Dos claustros do seminário da Nossa Senhora Redentora, nos arredores de Buenos Aires, sai apenas silêncio. É lá que o bispo Richard Williamson vive desde há cinco anos. O silêncio não será sequer quebrado para responder a um pedido do Papa Bento XVI. Williamson, que pôs em causa o Holocausto, não está disposto a retractar-se. Só o fará se as análises que futuramente fizer provarem o contrário; mas não será para já, avisou à revista "Der Spiegel", que publicará a entrevista na segunda-feira.
“Eu estava convencido de que os meus comentários estavam correctos, com base em investigações que fiz nos anos [19]80”, declarou. “Preciso de reexaminar tudo outra vez e olhar para as provas. Se eu encontrar provas então rectificarei... mas isso levará tempo”.
No dia 22 de Janeiro, o bispo integrista – que se tornou numa figura de culto para seminaristas de extrema-direita – afirmou a uma televisão sueca que “não acreditava que tivessem existido câmaras de gás... Acho que entre 200 mil e 300 mil judeus morreram nos campos de concentração [a maioria dos historiadores aponta para 6 milhões] mas nem um só em câmaras de gás”.
As afirmações tornaram-se ainda mais polémicas porque dois dias depois era publicada a decisão do Papa Bento XVI de anular a excomunhão de Williamson e outros três bispos da Fraternidade Pio X (FSSPX).
Os católicos integristas do FSSPX romperam com o Vaticano em 1988, depois da ordenação de quatro bispos pelo seu fundador, Marcel Lefebvre, sem autorização do Papa. O grupo foi criado como reacção às orientações do Concílio Vaticano II (1962-65), incluindo o reconhecimento da liberdade religiosa e o abandono da doutrina que atribuía aos judeus a responsabilidade pela morte de Cristo, recorda a AFP.
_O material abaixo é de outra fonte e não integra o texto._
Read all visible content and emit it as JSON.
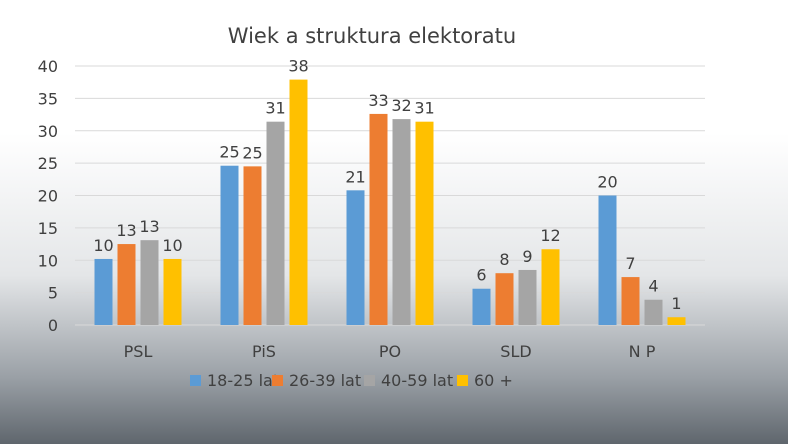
{
  "chart_data": {
    "type": "bar",
    "title": "Wiek a struktura elektoratu",
    "xlabel": "",
    "ylabel": "",
    "categories": [
      "PSL",
      "PiS",
      "PO",
      "SLD",
      "N P"
    ],
    "ylim": [
      0,
      40
    ],
    "yticks": [
      0,
      5,
      10,
      15,
      20,
      25,
      30,
      35,
      40
    ],
    "grid": true,
    "legend_position": "bottom",
    "series": [
      {
        "name": "18-25 lat",
        "color": "#5B9BD5",
        "values": [
          10,
          25,
          21,
          6,
          20
        ],
        "labels": [
          "10",
          "25",
          "21",
          "6",
          "20"
        ],
        "heights": [
          10.2,
          24.6,
          20.8,
          5.6,
          20
        ]
      },
      {
        "name": "26-39 lat",
        "color": "#ED7D31",
        "values": [
          13,
          25,
          33,
          8,
          7
        ],
        "labels": [
          "13",
          "25",
          "33",
          "8",
          "7"
        ],
        "heights": [
          12.5,
          24.5,
          32.6,
          8,
          7.4
        ]
      },
      {
        "name": "40-59 lat",
        "color": "#A5A5A5",
        "values": [
          13,
          31,
          32,
          9,
          4
        ],
        "labels": [
          "13",
          "31",
          "32",
          "9",
          "4"
        ],
        "heights": [
          13.1,
          31.4,
          31.8,
          8.5,
          3.9
        ]
      },
      {
        "name": "60 +",
        "color": "#FFC000",
        "values": [
          10,
          38,
          31,
          12,
          1
        ],
        "labels": [
          "10",
          "38",
          "31",
          "12",
          "1"
        ],
        "heights": [
          10.2,
          37.9,
          31.4,
          11.7,
          1.2
        ]
      }
    ]
  }
}
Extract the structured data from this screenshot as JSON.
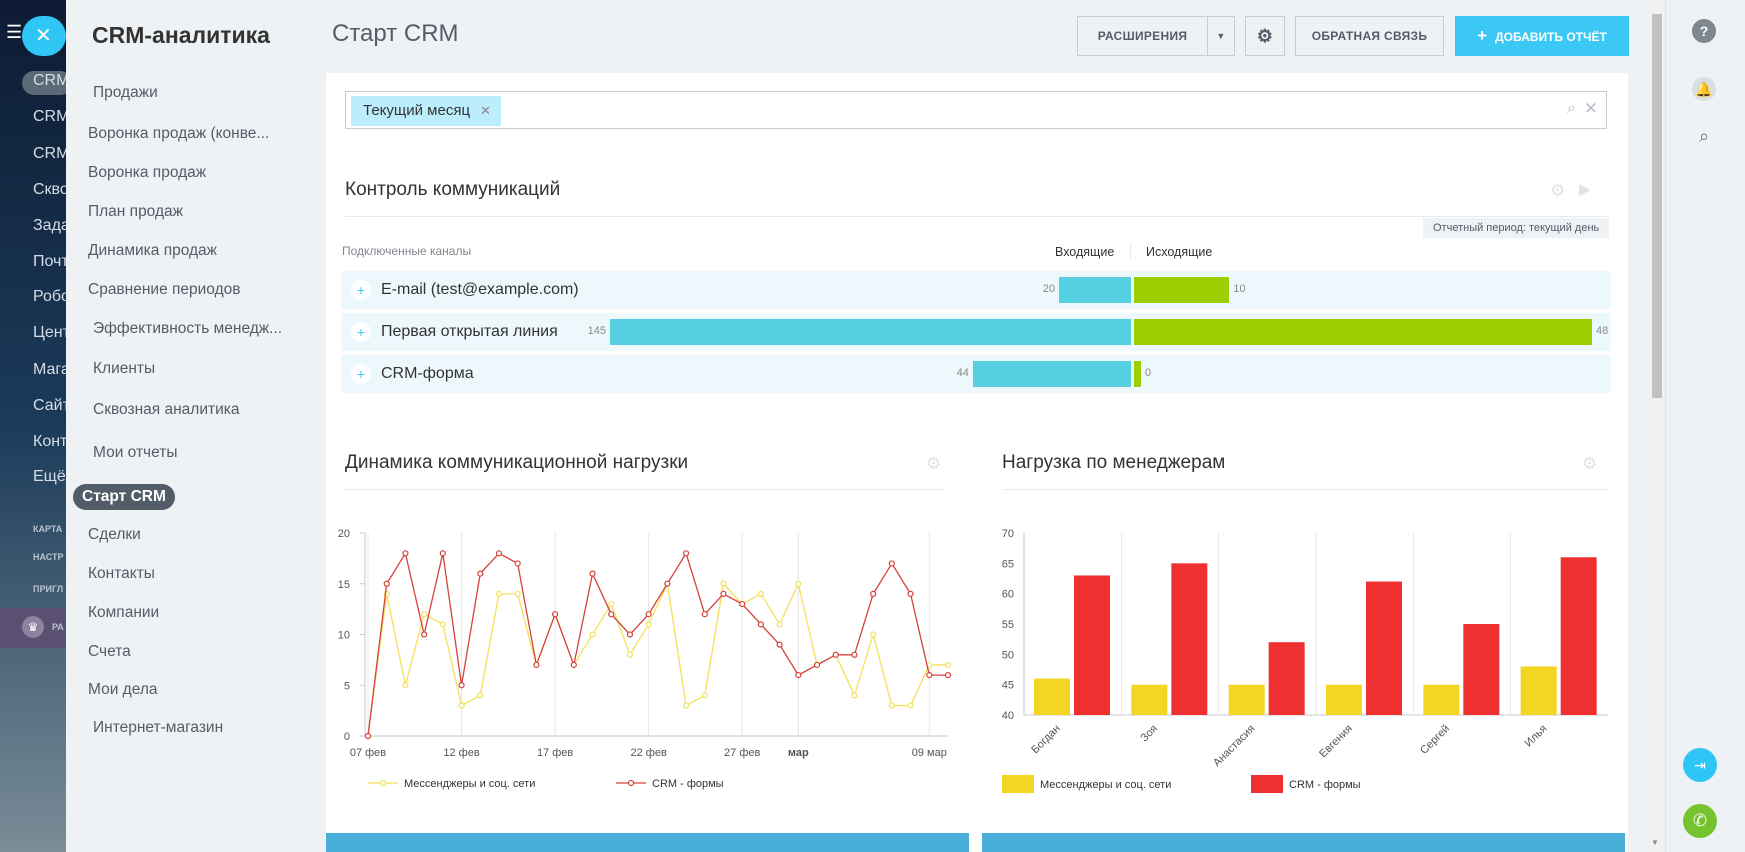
{
  "sidebar_peek": {
    "items": [
      "CRM",
      "CRM",
      "CRM",
      "Скво",
      "Зада",
      "Почт",
      "Робо",
      "Цент",
      "Мага",
      "Сайт",
      "Конт",
      "Ещё"
    ],
    "small": [
      "КАРТА",
      "НАСТР",
      "ПРИГЛ",
      "РА"
    ]
  },
  "menu": {
    "title": "CRM-аналитика",
    "items": [
      "Продажи",
      "Воронка продаж (конве...",
      "Воронка продаж",
      "План продаж",
      "Динамика продаж",
      "Сравнение периодов",
      "Эффективность менедж...",
      "Клиенты",
      "Сквозная аналитика",
      "Мои отчеты"
    ],
    "active": "Старт CRM",
    "items2": [
      "Сделки",
      "Контакты",
      "Компании",
      "Счета",
      "Мои дела",
      "Интернет-магазин"
    ]
  },
  "header": {
    "title": "Старт CRM",
    "extensions": "РАСШИРЕНИЯ",
    "feedback": "ОБРАТНАЯ СВЯЗЬ",
    "add_report": "ДОБАВИТЬ ОТЧЁТ"
  },
  "filter": {
    "chip": "Текущий месяц"
  },
  "communications": {
    "title": "Контроль коммуникаций",
    "period": "Отчетный период: текущий день",
    "col_channels": "Подключенные каналы",
    "col_in": "Входящие",
    "col_out": "Исходящие",
    "rows": [
      {
        "name": "E-mail (test@example.com)",
        "in": 20,
        "out": 10,
        "in_label": "20",
        "out_label": "10"
      },
      {
        "name": "Первая открытая линия",
        "in": 145,
        "out": 48,
        "in_label": "145",
        "out_label": "48"
      },
      {
        "name": "CRM-форма",
        "in": 44,
        "out": 0,
        "in_label": "44",
        "out_label": "0"
      }
    ]
  },
  "chart_data": [
    {
      "type": "line",
      "title": "Динамика коммуникационной нагрузки",
      "x": [
        "07 фев",
        "08 фев",
        "09 фев",
        "10 фев",
        "11 фев",
        "12 фев",
        "13 фев",
        "14 фев",
        "15 фев",
        "16 фев",
        "17 фев",
        "18 фев",
        "19 фев",
        "20 фев",
        "21 фев",
        "22 фев",
        "23 фев",
        "24 фев",
        "25 фев",
        "26 фев",
        "27 фев",
        "28 фев",
        "01 мар",
        "02 мар",
        "03 мар",
        "04 мар",
        "05 мар",
        "06 мар",
        "07 мар",
        "08 мар",
        "09 мар",
        "10 мар"
      ],
      "tick_labels": [
        "07 фев",
        "12 фев",
        "17 фев",
        "22 фев",
        "27 фев",
        "мар",
        "09 мар"
      ],
      "ylim": [
        0,
        20
      ],
      "yticks": [
        "0",
        "5",
        "10",
        "15",
        "20"
      ],
      "series": [
        {
          "name": "Мессенджеры и соц. сети",
          "color": "#f5e05a",
          "values": [
            0,
            14,
            5,
            12,
            11,
            3,
            4,
            14,
            14,
            7,
            12,
            7,
            10,
            13,
            8,
            11,
            15,
            3,
            4,
            15,
            13,
            14,
            11,
            15,
            7,
            8,
            4,
            10,
            3,
            3,
            7,
            7
          ]
        },
        {
          "name": "CRM - формы",
          "color": "#d5423b",
          "values": [
            0,
            15,
            18,
            10,
            18,
            5,
            16,
            18,
            17,
            7,
            12,
            7,
            16,
            12,
            10,
            12,
            15,
            18,
            12,
            14,
            13,
            11,
            9,
            6,
            7,
            8,
            8,
            14,
            17,
            14,
            6,
            6
          ]
        }
      ],
      "legend": "bottom-left"
    },
    {
      "type": "bar",
      "title": "Нагрузка по менеджерам",
      "categories": [
        "Богдан",
        "Зоя",
        "Анастасия",
        "Евгения",
        "Сергей",
        "Илья"
      ],
      "ylim": [
        40,
        70
      ],
      "yticks": [
        "40",
        "45",
        "50",
        "55",
        "60",
        "65",
        "70"
      ],
      "series": [
        {
          "name": "Мессенджеры и соц. сети",
          "color": "#f4d524",
          "values": [
            46,
            45,
            45,
            45,
            45,
            48
          ]
        },
        {
          "name": "CRM - формы",
          "color": "#ef3030",
          "values": [
            63,
            65,
            52,
            62,
            55,
            66
          ]
        }
      ],
      "legend": "bottom-left"
    }
  ]
}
Segundo a "Der Spiegel", Williamson quis que as perguntas fossem enviadas para o seminário por fax, e respondeu através de e-mail. A sua autenticidade foi confirmada por um telefonema do bispo e de um advogado da Fraternidade.
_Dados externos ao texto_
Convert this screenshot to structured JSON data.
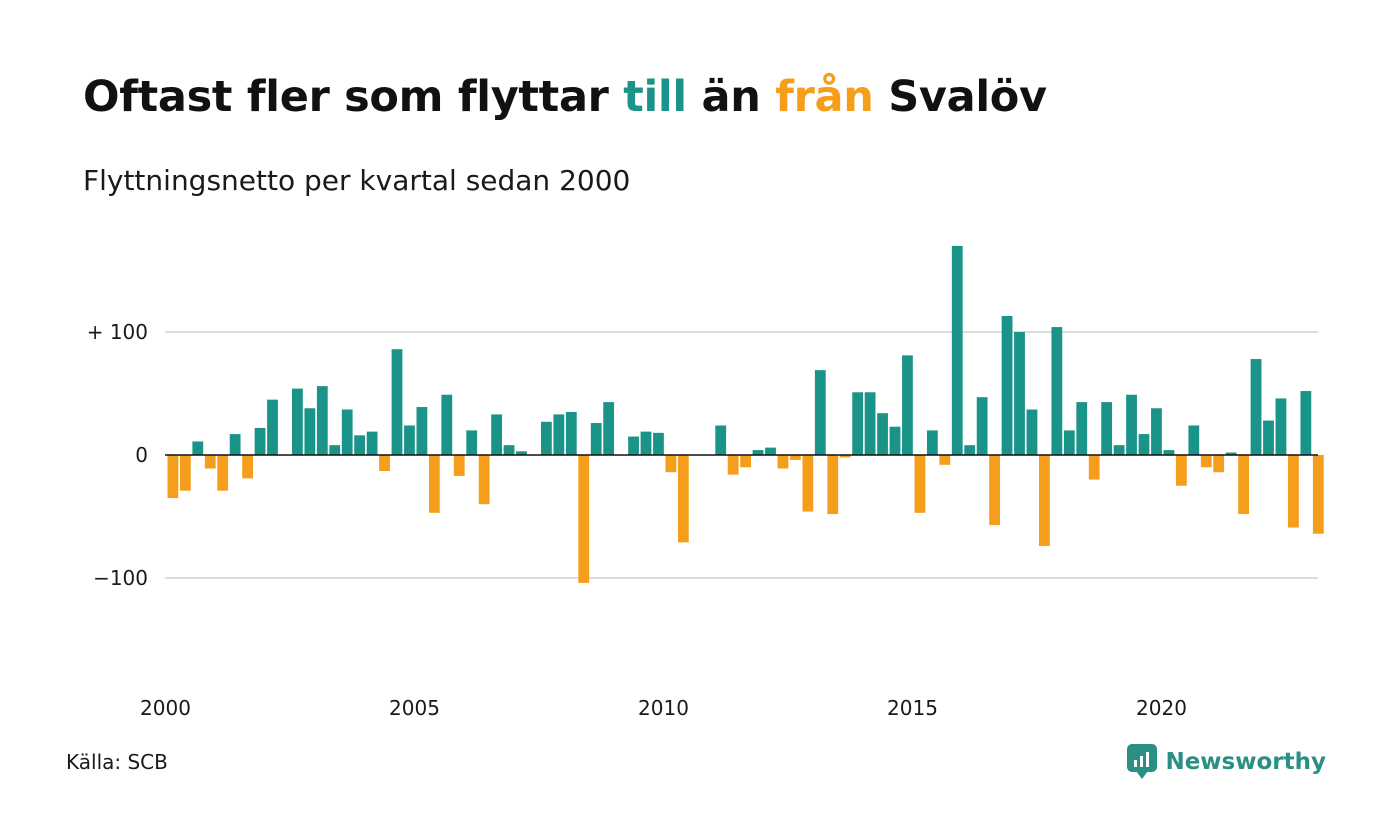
{
  "title": {
    "part1": "Oftast fler som flyttar ",
    "word_till": "till",
    "part2": " än ",
    "word_fran": "från",
    "part3": " Svalöv"
  },
  "subtitle": "Flyttningsnetto per kvartal sedan 2000",
  "source": "Källa: SCB",
  "brand": {
    "name": "Newsworthy",
    "color": "#2a8f84"
  },
  "colors": {
    "positive": "#1a9488",
    "negative": "#f59e1c",
    "grid": "#dddddd",
    "zero_line": "#111111"
  },
  "chart_data": {
    "type": "bar",
    "x_start": "2000 Q1",
    "frequency": "quarterly",
    "ylim": [
      -150,
      175
    ],
    "yticks": [
      {
        "value": 100,
        "label": "+ 100"
      },
      {
        "value": 0,
        "label": "0"
      },
      {
        "value": -100,
        "label": "−100"
      }
    ],
    "xticks": [
      {
        "year": 2000,
        "label": "2000"
      },
      {
        "year": 2005,
        "label": "2005"
      },
      {
        "year": 2010,
        "label": "2010"
      },
      {
        "year": 2015,
        "label": "2015"
      },
      {
        "year": 2020,
        "label": "2020"
      }
    ],
    "grid": true,
    "values": [
      -35,
      -29,
      11,
      -11,
      -29,
      17,
      -19,
      22,
      45,
      0,
      54,
      38,
      56,
      8,
      37,
      16,
      19,
      -13,
      86,
      24,
      39,
      -47,
      49,
      -17,
      20,
      -40,
      33,
      8,
      3,
      0,
      27,
      33,
      35,
      -104,
      26,
      43,
      0,
      15,
      19,
      18,
      -14,
      -71,
      0,
      0,
      24,
      -16,
      -10,
      4,
      6,
      -11,
      -4,
      -46,
      69,
      -48,
      -2,
      51,
      51,
      34,
      23,
      81,
      -47,
      20,
      -8,
      170,
      8,
      47,
      -57,
      113,
      100,
      37,
      -74,
      104,
      20,
      43,
      -20,
      43,
      8,
      49,
      17,
      38,
      4,
      -25,
      24,
      -10,
      -14,
      2,
      -48,
      78,
      28,
      46,
      -59,
      52,
      -64
    ]
  }
}
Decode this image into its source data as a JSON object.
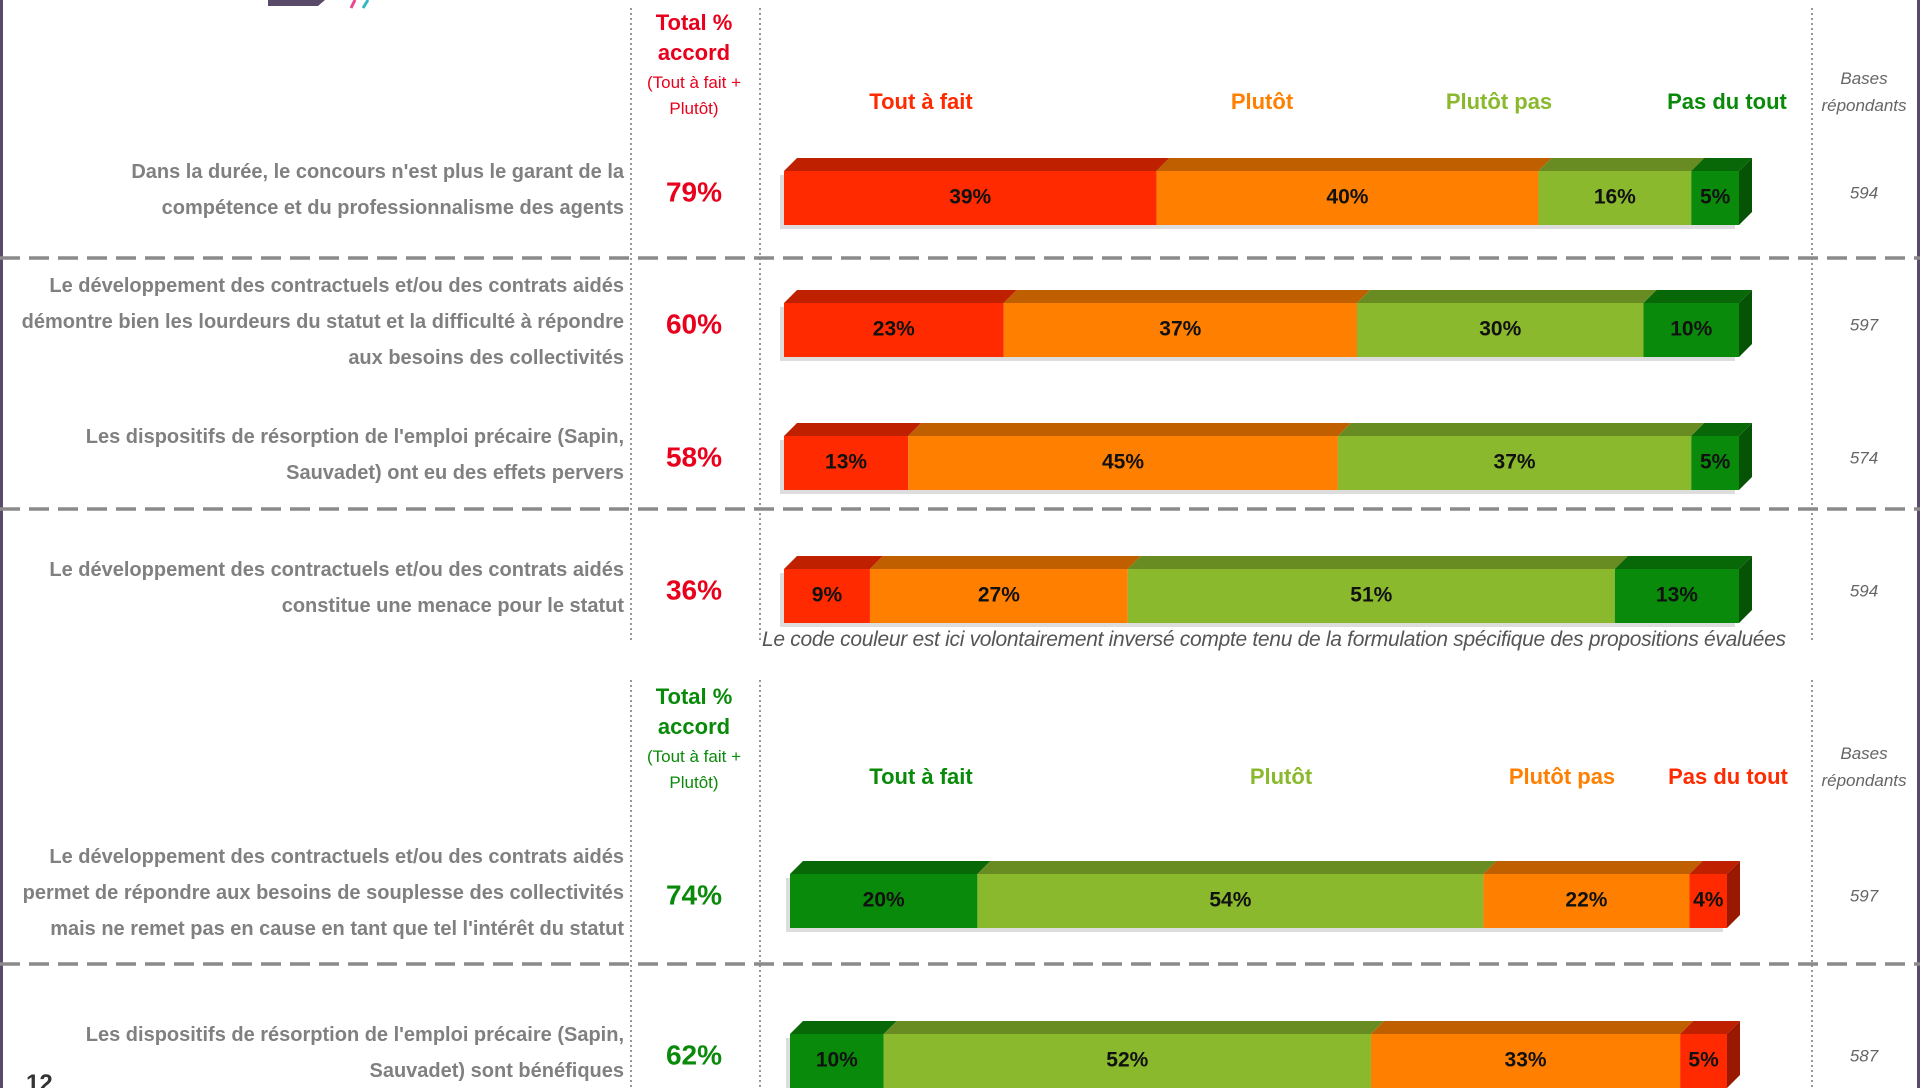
{
  "page_number": "12",
  "chart_data": [
    {
      "type": "bar",
      "total_label": "Total % accord",
      "total_note": "(Tout à fait + Plutôt)",
      "bases_label": "Bases répondants",
      "xlim": [
        0,
        100
      ],
      "categories": [
        "Dans la durée, le concours n'est plus le garant de la compétence et du professionnalisme des agents",
        "Le développement des contractuels et/ou des contrats aidés démontre bien les lourdeurs du statut et la difficulté à répondre aux besoins des collectivités",
        "Les dispositifs de résorption de l'emploi précaire (Sapin, Sauvadet) ont eu des effets pervers",
        "Le développement des contractuels et/ou des contrats aidés constitue une menace pour le statut"
      ],
      "totals": [
        79,
        60,
        58,
        36
      ],
      "total_labels": [
        "79%",
        "60%",
        "58%",
        "36%"
      ],
      "total_color": "#e8001c",
      "bases": [
        594,
        597,
        574,
        594
      ],
      "series": [
        {
          "name": "Tout à fait",
          "color": "#ff2a00",
          "values": [
            39,
            23,
            13,
            9
          ],
          "value_labels": [
            "39%",
            "23%",
            "13%",
            "9%"
          ]
        },
        {
          "name": "Plutôt",
          "color": "#ff7f00",
          "values": [
            40,
            37,
            45,
            27
          ],
          "value_labels": [
            "40%",
            "37%",
            "45%",
            "27%"
          ]
        },
        {
          "name": "Plutôt pas",
          "color": "#8ab92d",
          "values": [
            16,
            30,
            37,
            51
          ],
          "value_labels": [
            "16%",
            "30%",
            "37%",
            "51%"
          ]
        },
        {
          "name": "Pas du tout",
          "color": "#0a8a0a",
          "values": [
            5,
            10,
            5,
            13
          ],
          "value_labels": [
            "5%",
            "10%",
            "5%",
            "13%"
          ]
        }
      ],
      "note": "Le code couleur est ici volontairement inversé compte tenu de la formulation spécifique des propositions évaluées"
    },
    {
      "type": "bar",
      "total_label": "Total % accord",
      "total_note": "(Tout à fait + Plutôt)",
      "bases_label": "Bases répondants",
      "xlim": [
        0,
        100
      ],
      "categories": [
        "Le développement des contractuels et/ou des contrats aidés permet de répondre aux besoins de souplesse des collectivités mais ne remet pas en cause en tant que tel l'intérêt du statut",
        "Les dispositifs de résorption de l'emploi précaire (Sapin, Sauvadet) sont bénéfiques"
      ],
      "totals": [
        74,
        62
      ],
      "total_labels": [
        "74%",
        "62%"
      ],
      "total_color": "#0a8a0a",
      "bases": [
        597,
        587
      ],
      "series": [
        {
          "name": "Tout à fait",
          "color": "#0a8a0a",
          "values": [
            20,
            10
          ],
          "value_labels": [
            "20%",
            "10%"
          ]
        },
        {
          "name": "Plutôt",
          "color": "#8ab92d",
          "values": [
            54,
            52
          ],
          "value_labels": [
            "54%",
            "52%"
          ]
        },
        {
          "name": "Plutôt pas",
          "color": "#ff7f00",
          "values": [
            22,
            33
          ],
          "value_labels": [
            "22%",
            "33%"
          ]
        },
        {
          "name": "Pas du tout",
          "color": "#ff2a00",
          "values": [
            4,
            5
          ],
          "value_labels": [
            "4%",
            "5%"
          ]
        }
      ]
    }
  ]
}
Um repórter do "Guardian" tentou visitar o seminário. Ouviu apenas que o bispo Williamson estava em “exercícios espirituais” e que “o seminário estará fechado durante um mês de retiro espiritual e que não são permitidos contactos durante esse período”. “O controverso bispo não parece disposto a quebrar a sua rotina nem para responder ao pedido de Bento XVI”, escreve o jornal.
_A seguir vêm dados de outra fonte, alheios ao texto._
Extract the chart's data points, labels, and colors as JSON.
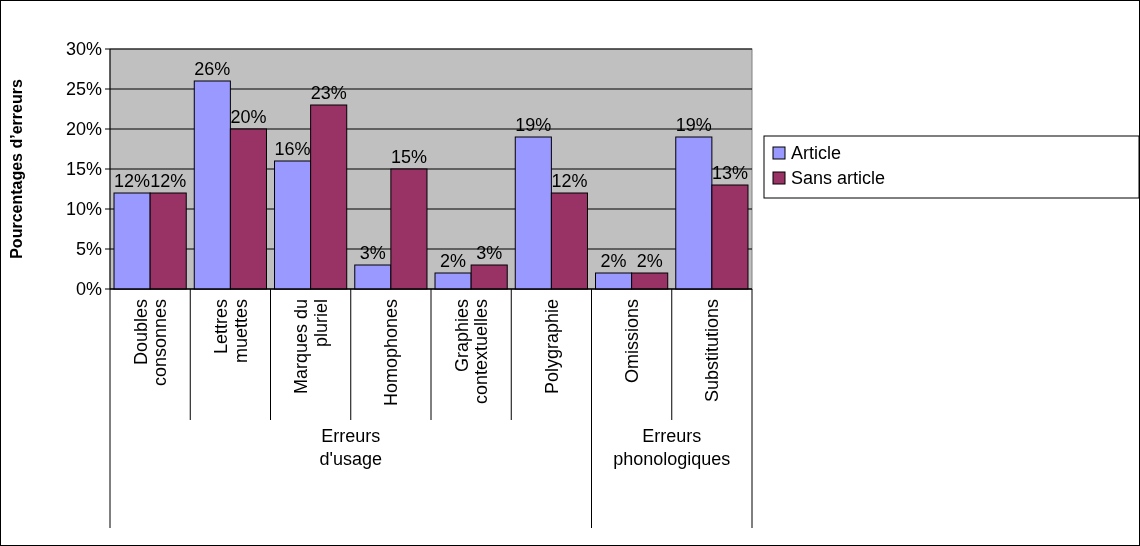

O Papa afirmou na quarta-feira que Williamson deveria tornar “públicas e inequívocas as suas distâncias” em relação às declarações sobre a Shoah antes de ser admitido para funções episcopais na igreja católica. Mas apesar de ter dito que lamentava toda a polémica gerada pelas suas palavras, o bispo não voltou atrás. Foi o superior-geral da FSSPX, Bernard Fellay, quem se desculpou, pedindo “perdão” ao Papa e a “todos os homens de boa vontade”.
“Grande catástrofe”
Para uma fonte ao mais alto nível da hierarquia do Vaticano ouvida pelo "Guardian", este episódio é “a maior catástrofe para a Igreja Católica Romana nos tempos modernos”. Não só soltou uma torrente de ressentimento judeu, comprometendo um acordo com Israel sobre o estatuto da igreja católica no país, como põe em causa o próprio papel do Papa, que foi conduzido como alguém que seria capaz de restaurar a “lei e a ordem” na igreja, adianta o diário britânico.
O bispo austríaco Manfred Scheuer afirmou ontem que o Vaticano deveria agora analisar os seus erros. “As explicações do Papa [dadas esta semana] eram mais do que necessárias e saúdo-as. Mas agora é preciso também analisar os erros cometidos”, disse ao diário "Tiroler Zeitung". “Sobre questões tão importantes como o anular de uma excomunhão, as conferências episcopais envolvidas devem ser consultadas. No caso da Fraternidade Pio X, as conferências episcopais francesa e alemã deviam ter sido ouvidas”.
O comunicado do Vaticano impunha como “condição indispensável para o reconhecimento da FSSPX o pleno reconhecimento do Concílio do Vaticano II”; mas Williamson voltou a lançar as mesmas críticas, acusando o Concílio de ter lançado “o caos teológico que temos hoje”.
Uma fonte da Santa Sé adiantou que está previsto um encontro entre Bento XVI e os principais grupos judeus, para atenuar a tensão. A reunião deverá ocorrer em finais deste mês, ou princípios de Março.